# assault on mt mitchell - pass for sale



## eddyde (May 19, 2009)

need a sub 7hr rider for my first wave pass. the cost, what i paid $80.00 plus active.com fee $14.55 total purchase price $94.55. ride is monday so respond fast so i can get you the pass.


----------



## backinthesaddle (Nov 22, 2006)

eddyde said:


> need a sub 7hr rider for my first wave pass. the cost, what i paid $80.00 plus active.com fee $14.55 total purchase price $94.55. ride is monday so respond fast so i can get you the pass.


AOMM was yesterday STUPID! Good effort on the scam though... :thumbsup:


----------



## eddyde (May 19, 2009)

*sorry not scamming here*

not stupid - just a moron, i gave this ticket to a friend who backed out at the last minute and i completely lost track of when the ride started. was thinking it was next monday, sorry. additional: i'm probably still a little delirious from the keys100.com team relay i ran this past weekend and extreamlly excited to leave for the giro in four. believe me not trying to scam anybody for $94.00. my actuall cost was over $200.00 with all the items i purchased to support this ride and spartanburg freewheelers. again sorry, and thanks for keeping track of my schedule:blush2:


----------



## mikeridesabike (Mar 14, 2009)

I live in Spartanburg. Interesting how most years people are selling Mitchell tickets for a profit on ebay. This year people were selling them below cost or even giving them away. I bought mine in April from a guy who spent $130 for all the goodies and he sold it to me for $75. I guess that's what a recession will do for you.
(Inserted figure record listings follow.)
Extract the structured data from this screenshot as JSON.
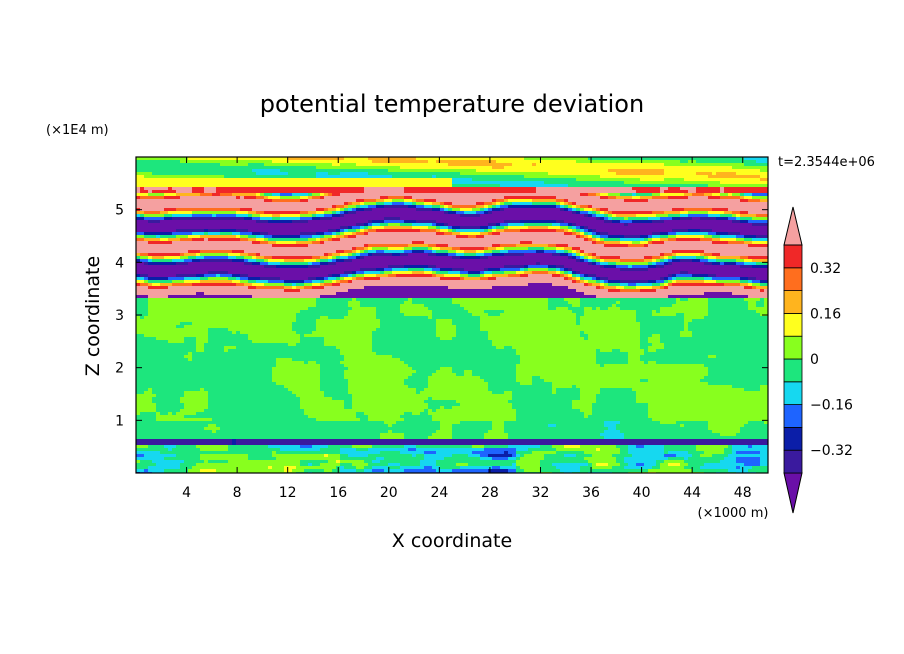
{
  "chart_data": {
    "type": "heatmap",
    "title": "potential temperature deviation",
    "xlabel": "X coordinate",
    "ylabel": "Z coordinate",
    "x_unit": "(×1000 m)",
    "y_unit": "(×1E4 m)",
    "time_label": "t=2.3544e+06",
    "xlim": [
      0,
      50
    ],
    "ylim": [
      0,
      6
    ],
    "x_ticks": [
      "4",
      "8",
      "12",
      "16",
      "20",
      "24",
      "28",
      "32",
      "36",
      "40",
      "44",
      "48"
    ],
    "y_ticks": [
      "1",
      "2",
      "3",
      "4",
      "5"
    ],
    "colorbar": {
      "tick_labels": [
        "0.32",
        "0.16",
        "0",
        "-0.16",
        "-0.32"
      ],
      "levels": [
        -0.4,
        -0.32,
        -0.24,
        -0.16,
        -0.08,
        0,
        0.08,
        0.16,
        0.24,
        0.32,
        0.4
      ],
      "colors": [
        "#6a0fa8",
        "#3a1a9e",
        "#0b1ea8",
        "#1e64ff",
        "#16d8f0",
        "#1de67d",
        "#88ff1e",
        "#ffff1e",
        "#ffb41e",
        "#ff6e1e",
        "#f02828",
        "#f5a0a0"
      ],
      "extend": "both"
    },
    "bands": [
      {
        "z_from": 0.0,
        "z_to": 0.55,
        "pattern": "turbulent mixed layer, mostly green/cyan with scattered warm (yellow/orange) and cold (cyan/blue) patches"
      },
      {
        "z_from": 0.55,
        "z_to": 0.62,
        "pattern": "thin strongly cold layer (dark blue)"
      },
      {
        "z_from": 0.62,
        "z_to": 3.3,
        "pattern": "near-zero field, green/cyan speckle"
      },
      {
        "z_from": 3.3,
        "z_to": 5.3,
        "pattern": "alternating strong warm (pink) and cold (purple) layers"
      },
      {
        "z_from": 5.3,
        "z_to": 6.0,
        "pattern": "weak warm/green layers near top"
      }
    ]
  }
}
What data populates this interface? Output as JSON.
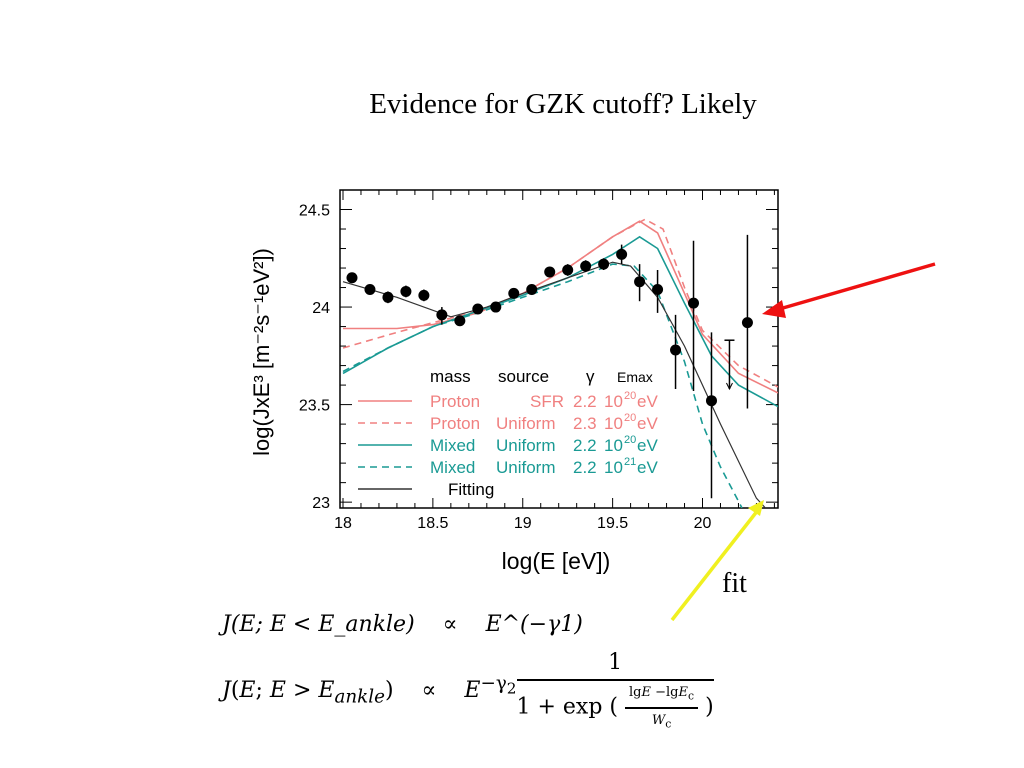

FYI, Mitchell was great yesterday. If it had been run on Sunday, the weather would have been miserable at the top. But yesterday was sunny and cool. It was about 50 at the start. Nearly everyone started out in long sleves or arm warmers. Some were wearing the full winter kit. I finished my 13th Assault in a hair over 9 hours. Not a fast time, but at least I got there.


----------



## MWT (Nov 12, 2002)

Was the Assault re-routed? I thought that part of the Parkway near Craggy Gardens was closed.


----------



## mikeridesabike (Mar 14, 2009)

Same route it has always been. From Marion up 80 to the BRP. Left for 11 miles, then right to the top. There was one time a few years back when they had to come up from the Asheville side due to a wash out.


----------